With the OK of Celia's mother, I share Celia's picture as well as some thoughts I had as I read about the author's journey with her son Ronan. 

“My plan was simple and yet impossible: to go with him as far as I could along this journey that we call life, to be with him as deeply as I could from moment to moment, and then to let him go.” (115)

Celia taught us that our journeys are sometimes short and we need to love well and completely and do the best we can with the time we have with each other.

The author wrote the following observation as she participated in a support group - ‘More than anything else, however, each face in that circle, infant or adult or otherwise, taught me that learning how to live with death ... - was also about learning how to live.” (135)

Time and time again, family talked about how Celia helped us more fully appreciate life. 

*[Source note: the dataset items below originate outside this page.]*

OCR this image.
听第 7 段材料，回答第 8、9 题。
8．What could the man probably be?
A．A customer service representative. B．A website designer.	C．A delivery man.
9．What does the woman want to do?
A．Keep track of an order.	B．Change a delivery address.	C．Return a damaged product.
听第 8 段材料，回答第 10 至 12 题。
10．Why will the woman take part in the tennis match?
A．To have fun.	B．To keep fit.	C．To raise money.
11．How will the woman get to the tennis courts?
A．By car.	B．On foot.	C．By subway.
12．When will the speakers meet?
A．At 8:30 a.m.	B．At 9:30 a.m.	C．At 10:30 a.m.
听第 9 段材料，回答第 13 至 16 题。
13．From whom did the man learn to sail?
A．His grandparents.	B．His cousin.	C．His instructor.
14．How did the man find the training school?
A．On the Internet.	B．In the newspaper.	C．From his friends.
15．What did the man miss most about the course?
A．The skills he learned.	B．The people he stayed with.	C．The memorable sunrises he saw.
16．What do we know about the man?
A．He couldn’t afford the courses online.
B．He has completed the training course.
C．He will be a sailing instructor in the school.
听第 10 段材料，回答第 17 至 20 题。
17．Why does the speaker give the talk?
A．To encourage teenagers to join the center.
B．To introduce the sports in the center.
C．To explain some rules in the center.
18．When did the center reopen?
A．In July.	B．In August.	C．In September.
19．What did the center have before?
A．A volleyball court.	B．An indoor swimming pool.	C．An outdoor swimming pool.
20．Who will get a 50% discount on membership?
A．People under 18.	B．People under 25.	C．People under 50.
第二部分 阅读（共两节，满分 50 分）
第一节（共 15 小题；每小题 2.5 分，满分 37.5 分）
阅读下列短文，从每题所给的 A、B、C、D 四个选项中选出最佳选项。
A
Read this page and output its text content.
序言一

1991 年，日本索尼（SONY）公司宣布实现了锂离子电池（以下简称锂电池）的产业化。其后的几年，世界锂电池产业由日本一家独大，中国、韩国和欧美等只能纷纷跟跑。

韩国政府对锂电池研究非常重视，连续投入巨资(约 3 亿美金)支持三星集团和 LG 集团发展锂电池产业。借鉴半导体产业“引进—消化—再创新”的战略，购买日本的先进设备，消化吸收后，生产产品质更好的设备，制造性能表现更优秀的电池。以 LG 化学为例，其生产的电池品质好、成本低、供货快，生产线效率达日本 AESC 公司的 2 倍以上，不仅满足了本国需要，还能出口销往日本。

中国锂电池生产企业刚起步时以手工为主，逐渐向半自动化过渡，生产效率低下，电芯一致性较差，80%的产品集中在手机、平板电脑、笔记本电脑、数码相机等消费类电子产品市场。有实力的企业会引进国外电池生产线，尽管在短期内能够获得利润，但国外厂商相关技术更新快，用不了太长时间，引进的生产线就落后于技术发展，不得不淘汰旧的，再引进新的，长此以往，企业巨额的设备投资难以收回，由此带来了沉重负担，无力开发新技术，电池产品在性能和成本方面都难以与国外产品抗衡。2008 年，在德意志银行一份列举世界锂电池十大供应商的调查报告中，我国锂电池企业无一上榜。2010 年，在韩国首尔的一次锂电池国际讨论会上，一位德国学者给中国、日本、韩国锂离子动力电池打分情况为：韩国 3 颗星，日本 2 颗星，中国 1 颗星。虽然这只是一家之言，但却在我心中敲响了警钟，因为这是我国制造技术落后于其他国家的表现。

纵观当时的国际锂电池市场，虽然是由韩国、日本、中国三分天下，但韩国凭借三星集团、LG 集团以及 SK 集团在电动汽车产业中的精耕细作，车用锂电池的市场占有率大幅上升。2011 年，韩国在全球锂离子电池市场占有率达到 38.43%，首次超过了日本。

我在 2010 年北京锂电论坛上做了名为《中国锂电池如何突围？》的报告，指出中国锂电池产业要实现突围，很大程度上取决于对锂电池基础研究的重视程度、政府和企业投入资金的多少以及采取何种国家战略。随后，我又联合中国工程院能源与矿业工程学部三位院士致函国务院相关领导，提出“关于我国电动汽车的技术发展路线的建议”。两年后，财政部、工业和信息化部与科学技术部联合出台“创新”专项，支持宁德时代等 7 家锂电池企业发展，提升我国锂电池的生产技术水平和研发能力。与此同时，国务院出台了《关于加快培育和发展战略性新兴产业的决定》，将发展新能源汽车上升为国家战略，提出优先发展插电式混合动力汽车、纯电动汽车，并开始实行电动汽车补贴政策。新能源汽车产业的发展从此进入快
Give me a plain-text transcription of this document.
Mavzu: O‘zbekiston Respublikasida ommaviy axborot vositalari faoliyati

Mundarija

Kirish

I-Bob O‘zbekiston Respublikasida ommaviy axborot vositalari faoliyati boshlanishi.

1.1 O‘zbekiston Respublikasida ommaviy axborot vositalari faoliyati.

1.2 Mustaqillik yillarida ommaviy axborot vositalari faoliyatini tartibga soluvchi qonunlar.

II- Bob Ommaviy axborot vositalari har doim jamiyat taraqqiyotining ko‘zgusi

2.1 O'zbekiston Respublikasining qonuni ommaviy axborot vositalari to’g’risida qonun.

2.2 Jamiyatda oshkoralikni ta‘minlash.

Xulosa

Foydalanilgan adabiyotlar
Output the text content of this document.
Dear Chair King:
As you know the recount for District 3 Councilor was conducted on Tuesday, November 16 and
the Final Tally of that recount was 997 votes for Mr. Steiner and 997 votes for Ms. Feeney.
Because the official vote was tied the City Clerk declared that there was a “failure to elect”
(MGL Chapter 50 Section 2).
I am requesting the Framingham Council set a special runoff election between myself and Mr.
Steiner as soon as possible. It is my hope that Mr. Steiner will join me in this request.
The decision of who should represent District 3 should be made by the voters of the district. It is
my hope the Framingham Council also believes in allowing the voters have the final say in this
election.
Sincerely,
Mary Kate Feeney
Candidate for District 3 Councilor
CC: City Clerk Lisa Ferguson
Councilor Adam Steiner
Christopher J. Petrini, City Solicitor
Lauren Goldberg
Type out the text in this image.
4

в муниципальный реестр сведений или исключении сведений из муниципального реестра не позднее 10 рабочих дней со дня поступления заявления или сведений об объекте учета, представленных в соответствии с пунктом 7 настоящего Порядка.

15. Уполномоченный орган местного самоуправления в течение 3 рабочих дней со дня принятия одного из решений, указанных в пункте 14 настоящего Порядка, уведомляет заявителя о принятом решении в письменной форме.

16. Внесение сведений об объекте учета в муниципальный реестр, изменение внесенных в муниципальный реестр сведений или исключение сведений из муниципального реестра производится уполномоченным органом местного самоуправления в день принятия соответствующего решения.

“Healing, for Ronan, would not mean the radical healing of his physical form. It might mean instead his full acceptance into community, into family, not the fixing of his physical body. Healing might mean no prayers for a miracle but prayers for his peaceful, albeit short, life. … Healing for Ronan might simply mean people meeting him and experiencing his uniqueness without thinking He’s blind, he’s paralyzed, he’s deaf, ... another mom pointed out to me [that] our minds are littered with these classifications that block us from seeing the beauty of individual souls housed in particular bodies.”  (149)

Being with Celia, it was very easy to see the beauty of her entire being. She radiated light and love. 

 “Ronan lived in the world held by people who loved him and fed him and talked with him and met him on his own terms. When he died, he will have been fully loved from his first breath to his last and then after.“ (151)

Celia is fully loved - from her first breath to her last - and beyond.